Cloud AtlasCloud Atlas by David Mitchell


     As I a writer, I understand what it is like to have several short stories filed away at the back of the closet. There is sometimes the urge to tie those short stories together with a few hooks, and a piece of thread and form a novel. This urge should be avoided at all costs, even by a writer as talented as David Mitchell.
     Let me just say that Cloud Atlas is a collection of wonderful short stories. Each one has a unique voice. They are from different genres, and written in different styles which makes each one distinct and memorable, so that when the stories are broken up and interspersed one among the other, the reader is still able to travel from one time to another without becoming too confused. I say 'too' confused, because it is a little confusing trying to figure out exactly what it is that connects one story to another. Is it the birthmark? Is it the music, or the orison? Is it the clouds themselves? It would be better if the connection was intrinsic to the plot of each story, instead it seems like a mash up of coincidences and gimmicks.
     One of my favorite things about Mitchell's stories is that they move forward in time, via a car chase, or by boat, or even on foot. At some point in time they vicariously intersect. One character knew another, or one heard the other one's music, or one saw the other one's hologram, or one read the diary of another.
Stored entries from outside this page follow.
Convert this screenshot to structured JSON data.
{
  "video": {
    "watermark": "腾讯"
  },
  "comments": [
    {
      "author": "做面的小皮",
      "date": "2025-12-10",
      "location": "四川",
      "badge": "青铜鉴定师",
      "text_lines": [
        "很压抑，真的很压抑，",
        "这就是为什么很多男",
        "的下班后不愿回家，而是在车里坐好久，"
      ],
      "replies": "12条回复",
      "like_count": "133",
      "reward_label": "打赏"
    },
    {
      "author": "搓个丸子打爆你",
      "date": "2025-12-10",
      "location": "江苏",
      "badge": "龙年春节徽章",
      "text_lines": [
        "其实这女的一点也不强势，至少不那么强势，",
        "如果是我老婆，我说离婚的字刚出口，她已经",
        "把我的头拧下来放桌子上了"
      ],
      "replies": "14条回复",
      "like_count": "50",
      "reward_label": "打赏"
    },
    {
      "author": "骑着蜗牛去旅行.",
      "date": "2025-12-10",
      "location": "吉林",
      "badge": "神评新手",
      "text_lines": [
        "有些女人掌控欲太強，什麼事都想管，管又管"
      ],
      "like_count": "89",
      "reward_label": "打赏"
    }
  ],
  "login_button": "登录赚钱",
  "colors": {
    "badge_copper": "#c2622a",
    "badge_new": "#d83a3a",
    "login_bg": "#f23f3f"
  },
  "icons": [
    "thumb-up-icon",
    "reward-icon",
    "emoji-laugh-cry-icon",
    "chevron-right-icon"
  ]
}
Whenever we get bogged down in allegorical wish wash we somehow manage to plow forward.
     My least favorite story was An Orison Of Sonmi-451. The prose was regurgitated, like a voice over that would not shut up. It strikes me as a treatment for a screenplay. To be honest, they could have made a cool sci-fi movie out of this story alone, but no they had to get greedy. My favorite story was The Ghastly Ordeal Of Timothy Cavendish. It was written in a pithy, dishy voice that made me want to hear more. I can't even remember what connection it had to the other stories and I don't care. Maybe this is why I liked it.
     I love reading short stories. I think they are an art form unto themselves. Unfortunately, my gut tells me that somewhere a publisher told Mitchell that they couldn't publish it this way, and could he possibly turn it into a novel? People used to read short stories in magazines and now magazines are all side bars. I wish David Mitchell could have found a proper home for each of these excellent stories.
     The most annoying thing about the movie tie-in version is that the last few pages are an essay by Mitchell called Based On The Novel By. Just When I think I have a few more pages of the story to read, boom, it abruptly ends and I'm subjected to this giggly name dropping story about how the novel was turned into a movie. It's the most pretentious thing I've read in a long, long time
     I haven't seen the movie, and don't know how I'd be able to sit through it now that I've read the book because all I will be thinking is , how did they make a movie out of this beautiful mess?